If the above-mentioned treatments are not effective, your doctor will also provide you with non-invasive treatment, which is carried out depending on your symptoms and condition.
Doctors will try to avoid surgery by trying to shrink the inflamed tissue with noninvasive treatments or managing symptoms until you can give birth.
Surgery is the last resort for hemorrhoids during pregnancy
Hemorrhoid surgery is sometimes needed in certain cases. Hemorrhoid surgery can be done during pregnancy or immediately after delivery.
Pregnant women may need to have hemorrhoid surgery if other treatments are ineffective and very painful or symptoms get worse. If hemorrhoids in pregnant women cause uncontrolled bleeding or deep hemorrhoids, hemorrhoid surgery is necessary.

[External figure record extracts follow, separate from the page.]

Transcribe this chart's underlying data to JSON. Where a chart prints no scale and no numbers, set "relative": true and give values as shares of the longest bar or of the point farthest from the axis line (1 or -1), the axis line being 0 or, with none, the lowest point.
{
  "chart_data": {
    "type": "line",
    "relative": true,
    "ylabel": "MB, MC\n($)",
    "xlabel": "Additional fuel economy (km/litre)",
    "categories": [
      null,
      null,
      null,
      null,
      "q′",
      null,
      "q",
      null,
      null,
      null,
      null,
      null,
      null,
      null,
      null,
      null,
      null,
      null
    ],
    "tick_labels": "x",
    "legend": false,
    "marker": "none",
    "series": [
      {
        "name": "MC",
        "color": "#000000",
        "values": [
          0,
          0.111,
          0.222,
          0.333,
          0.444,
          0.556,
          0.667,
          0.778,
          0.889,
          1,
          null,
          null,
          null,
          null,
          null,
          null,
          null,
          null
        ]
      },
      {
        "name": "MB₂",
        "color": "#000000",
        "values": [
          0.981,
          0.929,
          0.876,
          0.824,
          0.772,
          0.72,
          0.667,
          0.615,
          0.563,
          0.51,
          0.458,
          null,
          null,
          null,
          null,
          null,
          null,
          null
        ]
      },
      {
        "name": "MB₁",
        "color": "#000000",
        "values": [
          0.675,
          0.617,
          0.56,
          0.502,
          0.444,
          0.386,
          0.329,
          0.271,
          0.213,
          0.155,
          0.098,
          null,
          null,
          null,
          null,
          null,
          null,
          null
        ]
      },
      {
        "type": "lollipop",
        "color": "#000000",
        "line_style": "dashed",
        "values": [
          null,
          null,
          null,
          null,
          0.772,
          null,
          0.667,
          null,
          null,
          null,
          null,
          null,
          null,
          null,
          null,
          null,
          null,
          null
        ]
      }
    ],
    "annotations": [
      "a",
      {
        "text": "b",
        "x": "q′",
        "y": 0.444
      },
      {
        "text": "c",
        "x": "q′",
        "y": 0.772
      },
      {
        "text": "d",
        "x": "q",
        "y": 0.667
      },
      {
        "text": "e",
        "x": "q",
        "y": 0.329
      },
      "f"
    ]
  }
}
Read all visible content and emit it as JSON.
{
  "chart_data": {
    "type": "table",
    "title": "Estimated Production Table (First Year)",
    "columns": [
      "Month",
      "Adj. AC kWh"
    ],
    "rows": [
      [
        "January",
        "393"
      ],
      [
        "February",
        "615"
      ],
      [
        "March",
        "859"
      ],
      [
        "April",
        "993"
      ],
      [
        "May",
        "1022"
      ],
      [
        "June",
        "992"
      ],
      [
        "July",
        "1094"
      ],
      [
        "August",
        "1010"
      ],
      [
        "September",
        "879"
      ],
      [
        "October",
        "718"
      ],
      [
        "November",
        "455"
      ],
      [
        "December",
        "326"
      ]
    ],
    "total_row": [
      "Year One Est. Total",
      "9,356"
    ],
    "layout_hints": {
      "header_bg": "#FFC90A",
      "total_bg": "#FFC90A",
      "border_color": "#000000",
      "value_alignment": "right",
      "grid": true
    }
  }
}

Generally, hemorrhoids during pregnancy often get worse during the third trimester. However, if the condition does not get worse or other problems do not appear until after the 27 or 28 week of pregnancy, the doctor will determine whether to need surgery immediately or should wait after delivery. This decision depends on your condition.
Choice of hemorrhoid surgery during pregnancy
If a pregnant woman needs to have hemorrhoid surgery, a local anesthetic will be given during the operation. There are 3 options for hemorrhoid surgery during pregnancy.
1. Procedures for prolapse and hemorrhoids (PPH)
This procedure provides an effective alternative to hemorrhoid surgery during pregnancy. This procedure is effective in dealing with internal hemorrhoids and provides less pain after surgery.
2.Transanal hemorrhoidal dearterialization (THD)
This procedure is performed by identifying the blood vessels through the Doppler system and does not require removal of the hemorrhoid tissue. Once identified, the hemorrhoid bundle is ligated. Because no tissue is removed, the recovery time can be shorter than with traditional hemorrhoidectomy.
3. Traditional hemorrhoidectomy
In some cases, traditional hemorrhoidectomy is the best option to remove internal hemorrhoids and stop symptoms. This procedure is performed by stopping blood flow to the tissue, then cutting it with a scalpel. This procedure may require stitches, and the procedure may bleed.
You may need to stay a night or two in the hospital after this procedure. The pain after this surgical procedure will usually last for a few weeks and may take 6 or more weeks to completely heal.